Manche Untersuchung hilft nur dem Arzt

Ultraschall-Befunde, die zu unnötigen Operationen führen, Röntgenbilder, die außer Strahlung nichts bringen - Millionen Patienten lassen sich vom Arzt zu Angeboten ohne Sinn überreden. Experten und Kassen wollen aufklären.

Ärzte in Deutschland bieten aus Expertensicht millionenfach unnütze und sogar riskante Methoden zur Früherkennung und Diagnose an. Dieses Verhalten sei unethisch, kritisierte der Vorsitzende der Arzneimittelkommission der deutschen Ärzteschaft, Wolf-Dieter Ludwig, am Dienstag in Berlin.

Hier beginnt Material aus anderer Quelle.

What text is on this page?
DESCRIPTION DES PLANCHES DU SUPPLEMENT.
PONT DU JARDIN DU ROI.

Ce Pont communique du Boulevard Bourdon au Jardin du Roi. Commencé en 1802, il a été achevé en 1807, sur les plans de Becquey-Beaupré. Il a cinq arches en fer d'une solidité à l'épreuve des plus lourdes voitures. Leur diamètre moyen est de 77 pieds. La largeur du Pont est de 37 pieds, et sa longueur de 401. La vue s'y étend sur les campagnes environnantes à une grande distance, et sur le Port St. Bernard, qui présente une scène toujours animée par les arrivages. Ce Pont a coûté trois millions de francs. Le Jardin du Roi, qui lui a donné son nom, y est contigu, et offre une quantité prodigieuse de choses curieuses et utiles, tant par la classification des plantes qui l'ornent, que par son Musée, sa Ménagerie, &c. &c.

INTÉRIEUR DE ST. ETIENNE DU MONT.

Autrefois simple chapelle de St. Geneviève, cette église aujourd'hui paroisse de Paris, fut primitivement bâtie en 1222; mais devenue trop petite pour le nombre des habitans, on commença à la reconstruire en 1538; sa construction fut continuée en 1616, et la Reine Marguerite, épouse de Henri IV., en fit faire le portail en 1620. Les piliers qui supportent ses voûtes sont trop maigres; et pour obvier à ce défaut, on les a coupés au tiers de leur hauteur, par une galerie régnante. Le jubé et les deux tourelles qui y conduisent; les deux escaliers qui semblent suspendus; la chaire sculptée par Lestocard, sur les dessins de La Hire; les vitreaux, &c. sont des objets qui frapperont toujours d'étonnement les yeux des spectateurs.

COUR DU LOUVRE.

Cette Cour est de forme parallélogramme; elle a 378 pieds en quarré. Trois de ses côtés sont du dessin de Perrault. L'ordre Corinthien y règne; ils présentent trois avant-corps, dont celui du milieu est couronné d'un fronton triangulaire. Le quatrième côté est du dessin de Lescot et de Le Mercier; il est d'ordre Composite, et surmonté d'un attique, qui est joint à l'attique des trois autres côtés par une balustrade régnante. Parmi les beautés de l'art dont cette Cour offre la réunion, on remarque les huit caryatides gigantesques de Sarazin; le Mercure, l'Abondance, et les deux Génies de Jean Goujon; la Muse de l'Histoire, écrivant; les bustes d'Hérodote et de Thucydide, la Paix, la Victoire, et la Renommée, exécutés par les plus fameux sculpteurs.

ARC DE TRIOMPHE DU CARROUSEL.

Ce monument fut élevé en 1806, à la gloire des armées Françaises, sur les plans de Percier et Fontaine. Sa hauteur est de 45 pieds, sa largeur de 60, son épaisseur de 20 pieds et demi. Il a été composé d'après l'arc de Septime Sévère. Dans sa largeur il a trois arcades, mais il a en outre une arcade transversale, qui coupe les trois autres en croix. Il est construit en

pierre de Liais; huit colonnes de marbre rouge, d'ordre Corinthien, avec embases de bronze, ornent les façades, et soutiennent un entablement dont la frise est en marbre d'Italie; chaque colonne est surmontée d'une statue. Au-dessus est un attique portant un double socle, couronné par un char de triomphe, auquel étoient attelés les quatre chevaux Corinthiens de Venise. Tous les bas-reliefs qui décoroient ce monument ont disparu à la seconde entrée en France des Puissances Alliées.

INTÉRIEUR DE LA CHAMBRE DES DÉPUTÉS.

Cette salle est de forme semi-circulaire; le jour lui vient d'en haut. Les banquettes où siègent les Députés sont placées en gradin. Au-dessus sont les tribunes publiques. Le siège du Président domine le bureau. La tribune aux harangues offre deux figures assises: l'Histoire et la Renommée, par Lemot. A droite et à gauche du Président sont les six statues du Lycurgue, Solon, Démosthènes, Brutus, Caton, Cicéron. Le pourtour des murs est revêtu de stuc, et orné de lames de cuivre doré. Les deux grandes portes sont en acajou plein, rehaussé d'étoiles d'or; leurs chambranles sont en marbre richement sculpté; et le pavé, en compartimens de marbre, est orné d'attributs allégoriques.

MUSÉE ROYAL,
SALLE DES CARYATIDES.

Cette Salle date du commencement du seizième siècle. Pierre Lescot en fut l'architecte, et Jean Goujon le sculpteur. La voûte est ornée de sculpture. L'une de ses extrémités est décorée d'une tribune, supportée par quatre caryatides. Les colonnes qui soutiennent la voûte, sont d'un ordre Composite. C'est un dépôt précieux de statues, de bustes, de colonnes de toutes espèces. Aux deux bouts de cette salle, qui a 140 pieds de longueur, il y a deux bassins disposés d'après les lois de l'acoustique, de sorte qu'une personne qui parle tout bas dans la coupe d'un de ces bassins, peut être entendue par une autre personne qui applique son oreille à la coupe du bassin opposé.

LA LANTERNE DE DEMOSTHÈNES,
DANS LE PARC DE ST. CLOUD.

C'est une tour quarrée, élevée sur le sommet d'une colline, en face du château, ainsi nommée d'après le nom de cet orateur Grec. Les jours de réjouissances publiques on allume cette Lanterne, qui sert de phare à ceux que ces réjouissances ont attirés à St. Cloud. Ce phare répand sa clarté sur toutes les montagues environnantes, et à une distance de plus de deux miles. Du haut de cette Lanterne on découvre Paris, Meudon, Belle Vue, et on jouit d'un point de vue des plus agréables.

Präsentiert wurden neue "Faktenboxen" der AOK. Patienten sollen so mit einem Blick erkennen, welche medizinischen Angebote unnötig, schädlich oder nützlich sind.

So ließen in Deutschland pro Jahr rund zwei Millionen Frauen eine Früherkennungsuntersuchung auf Eierstockkrebs per Ultraschall machen, sagte der Direktor des Harding-Zentrums für Risikokompetenz, Gerd Gigerenzer. Diese Untersuchung, die die Versicherten selbst zahlen müssen, habe keinen Nutzen. Eine jährliche Ultraschalluntersuchung verringere nicht das Risiko, an Eierstockkrebs zu sterben. Stattdessen führe die wenig treffsichere Methode dazu, dass geschätzt 30 000 mal unnötigerweise ein verdächtiger Eierstock entfernt werde.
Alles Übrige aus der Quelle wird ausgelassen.